Florida school shooting suspect Nikolas Cruz listens during a status check on his case at the Broward County Courthouse in Fort Lauderdale. Photo: Amy Beth Bennett/South Florida Sun-Sentinel via AP.
As 20-year-old Nikolas Cruz, charged with carrying out one of the deadliest shootings in U.S. history, anticipates a $432,000 payout from his dead mother's life insurance policy, the court has an urgent decision to make: What now?
The specter of the death penalty hovers over Cruz as he awaits trial, having confessed to killing 17 people at Marjory Stoneman Douglas High School in Parkland. But Broward Public Defender Howard Finkelstein asked the court to consider removing his office from the case Wednesday, as Florida law prohibits it from representing defendants with the means to retain a private lawyer.
It's a "behemoth case," with 4 million pages of discovery and 986 witnesses, according to Finkelstein, who said he doubts whether the money is enough for a proper defense, but Florida law means he might have to go.
"In my 42 years as a public defender, I've never had a client who had access to over $400,000," Finkelstein said. "Legally, I have an ethical obligation because the law says I’m only supposed to represent indigent people, and at that point the defendant was wealthier than most of the people on the defense team."
The average salary of an assistant public defender in Broward is $61,749 as of February, Finkelstein said. Starting salary is $40,000, while lawyers in the most serious cases can earn up to $100,000.
Because the court has considered whether Cruz was indigent in the past — when it emerged that he was entitled to $25,000 from his mother's estate — it was important to tell the court about this other policy, which Finkelstein says is ready for collection. The court previously found $25,000 wasn't enough to cover the defense, and Cruz reportedly wanted to donate it to victims' families.
But is the $400,000 insurance benefit enough to cover Cruz's projected court-related expenses?
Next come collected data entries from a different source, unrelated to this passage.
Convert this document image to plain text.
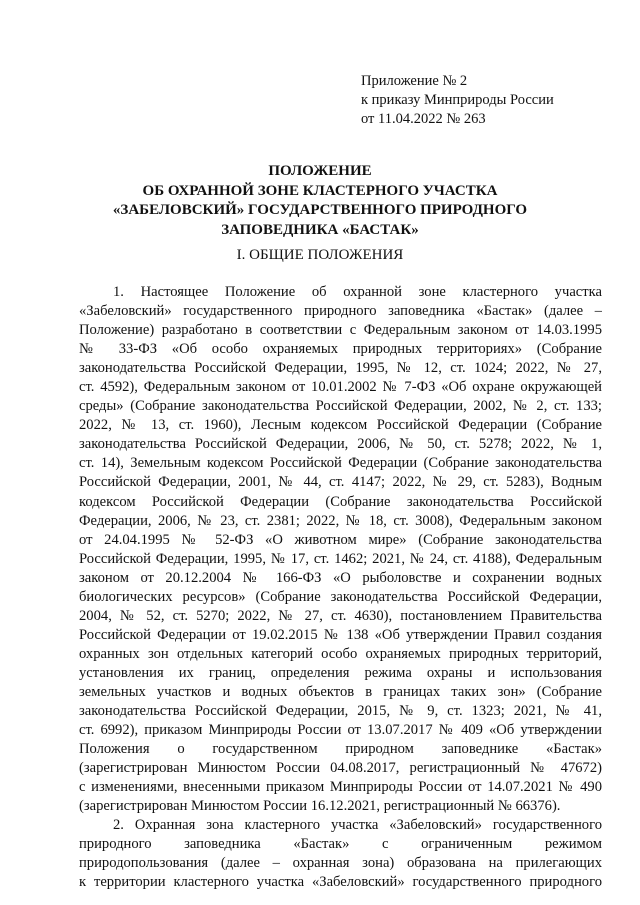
Приложение № 2
к приказу Минприроды России
от 11.04.2022 № 263
ПОЛОЖЕНИЕ
ОБ ОХРАННОЙ ЗОНЕ КЛАСТЕРНОГО УЧАСТКА
«ЗАБЕЛОВСКИЙ» ГОСУДАРСТВЕННОГО ПРИРОДНОГО
ЗАПОВЕДНИКА «БАСТАК»
I. ОБЩИЕ ПОЛОЖЕНИЯ
1. Настоящее Положение об охранной зоне кластерного участка
«Забеловский» государственного природного заповедника «Бастак» (далее –
Положение) разработано в соответствии с Федеральным законом от 14.03.1995
№ 33-ФЗ «Об особо охраняемых природных территориях» (Собрание
законодательства Российской Федерации, 1995, № 12, ст. 1024; 2022, № 27,
ст. 4592), Федеральным законом от 10.01.2002 № 7-ФЗ «Об охране окружающей
среды» (Собрание законодательства Российской Федерации, 2002, № 2, ст. 133;
2022, № 13, ст. 1960), Лесным кодексом Российской Федерации (Собрание
законодательства Российской Федерации, 2006, № 50, ст. 5278; 2022, № 1,
ст. 14), Земельным кодексом Российской Федерации (Собрание законодательства
Российской Федерации, 2001, № 44, ст. 4147; 2022, № 29, ст. 5283), Водным
кодексом Российской Федерации (Собрание законодательства Российской
Федерации, 2006, № 23, ст. 2381; 2022, № 18, ст. 3008), Федеральным законом
от 24.04.1995 № 52-ФЗ «О животном мире» (Собрание законодательства
Российской Федерации, 1995, № 17, ст. 1462; 2021, № 24, ст. 4188), Федеральным
законом от 20.12.2004 № 166-ФЗ «О рыболовстве и сохранении водных
биологических ресурсов» (Собрание законодательства Российской Федерации,
2004, № 52, ст. 5270; 2022, № 27, ст. 4630), постановлением Правительства
Российской Федерации от 19.02.2015 № 138 «Об утверждении Правил создания
охранных зон отдельных категорий особо охраняемых природных территорий,
установления их границ, определения режима охраны и использования
земельных участков и водных объектов в границах таких зон» (Собрание
законодательства Российской Федерации, 2015, № 9, ст. 1323; 2021, № 41,
ст. 6992), приказом Минприроды России от 13.07.2017 № 409 «Об утверждении
Положения о государственном природном заповеднике «Бастак»
(зарегистрирован Минюстом России 04.08.2017, регистрационный № 47672)
с изменениями, внесенными приказом Минприроды России от 14.07.2021 № 490
(зарегистрирован Минюстом России 16.12.2021, регистрационный № 66376).
2. Охранная зона кластерного участка «Забеловский» государственного
природного заповедника «Бастак» с ограниченным режимом
природопользования (далее – охранная зона) образована на прилегающих
к территории кластерного участка «Забеловский» государственного природного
Probably not, according to Miami criminal defense attorneys Bruce Lehr of Lehr, Levi & Mendez and David Weinstein of Hinshaw & Culbertson, both of whom also served as state prosecutors. Forgetting about attorney fees, the price of gathering expert witnesses, depositions and transcripts alone could break the bank, according to Weinstein.
"I would venture to say it's going to cost close to half a million dollars," Weinstein said.
'We're not that unique'
If a private defense attorney does take the baton, the litigation likely won't change much, according to Lehr. Though the trial is yet to play out, Cruz has confessed and appears to have a basis for arguing mental health deficiencies.
Bruce Lehr, Lehr Levi & Mendez, Miami.
"A lawyer has, as I see it, only one path that he or she can take, which is insanity," Lehr said. "That will be the same whether it’s a public defender using experts that are paid for by the state or private experts hired by a private counsel."
In Lehr's experience, an expensive expert is no better than an expert working at the state's indigency rates.
"A good expert is a good expert, whatever he or she decides to charge, and I would assume the public defender or anyone else would get the best expert they could find," Lehr said.
Weinstein agrees that any lawyer would have the same goal: avoid the death penalty. And that would mean collecting as much evidence of mitigating factors as possible.
"They’re going to continue exactly what’s been going on," Weinstein said. "No two lawyers think alike, but we’re not like snowflakes. We’re not that unique."
Whoever represents Cruz will need to bring their A-game.
"You need thick skin to live through the dirty looks and comments when walking in and out of the courtroom by people ignorant enough to feel that because you’re representing someone they feel is evil then you must be evil," Lehr said.
Is Cruz indigent?
However, Weinstein warned against putting the cart before the horse, since Cruz doesn't have the money in hand yet.
David S. Weinstein, Hinshaw & Culbertson, Miami.
"As Cruz sits there in jail right now, he doesn’t have that asset, nor does he have any access to that asset," Weinstein said. "So it would be premature for the court to determine that he’s no longer indigent."
The way Weinstein sees it, it's hard to judge whether Cruz is indigent without knowing the terms of the life insurance policy. There's also the possibility victims' parents could claim a portion in civil court. Finkelstein said he notified them before moving to withdraw and suspects some might move to freeze Cruz's assets.
"I don’t really believe we are going to be getting off this case," Finkelstein said. "The victims’ families, because of the awful trauma and tragedy that has destroyed their lives, have a right if they win their civil case, to receive monetary damages. ... Is he really not indigent if he can't get the money?"
Since legal proceedings aren't known for speed, the answers to those questions could take a while to surface.
"At this juncture, if the court holds a hearing tomorrow or next week and somehow makes an inquiry to determine whether he’s indigent, he’s still indigent," Weinstein said.
That said, if a lawyer needs to be removed from a case, Weinstein pointed out it's best to appoint a new lawyer as soon as possible. There's also Florida statute section 938.29, Weinstein highlights, that allows courts to impose a lien against defendants who might have been indigent, assessing costs that can be reimbursed to the county that represented them.
"That might be the better resolution of this," Weinstein said. "The judge can say that’s still prospective, but at least there can be a placeholder there."
In Lehr's view, the last thing the presiding jurist, Broward Circuit Judge Elizabeth Scherer, needs is for the case to get sidetracked, or worse — for it to have to be retried because of interference with Cruz's right to effective representation.
"Of course the defendant is entitled to both a speedy trial and all the time that he needs to prepare, but the families are having salt rubbed on their wounds every time this case gets continued," Lehr said.
Whatever happens, Finkelstein is sure it won't be straightforward.
"This case keeps creating issues that nobody has ever seen before," he said. "This case is going to break budgets, break hearts and break lives."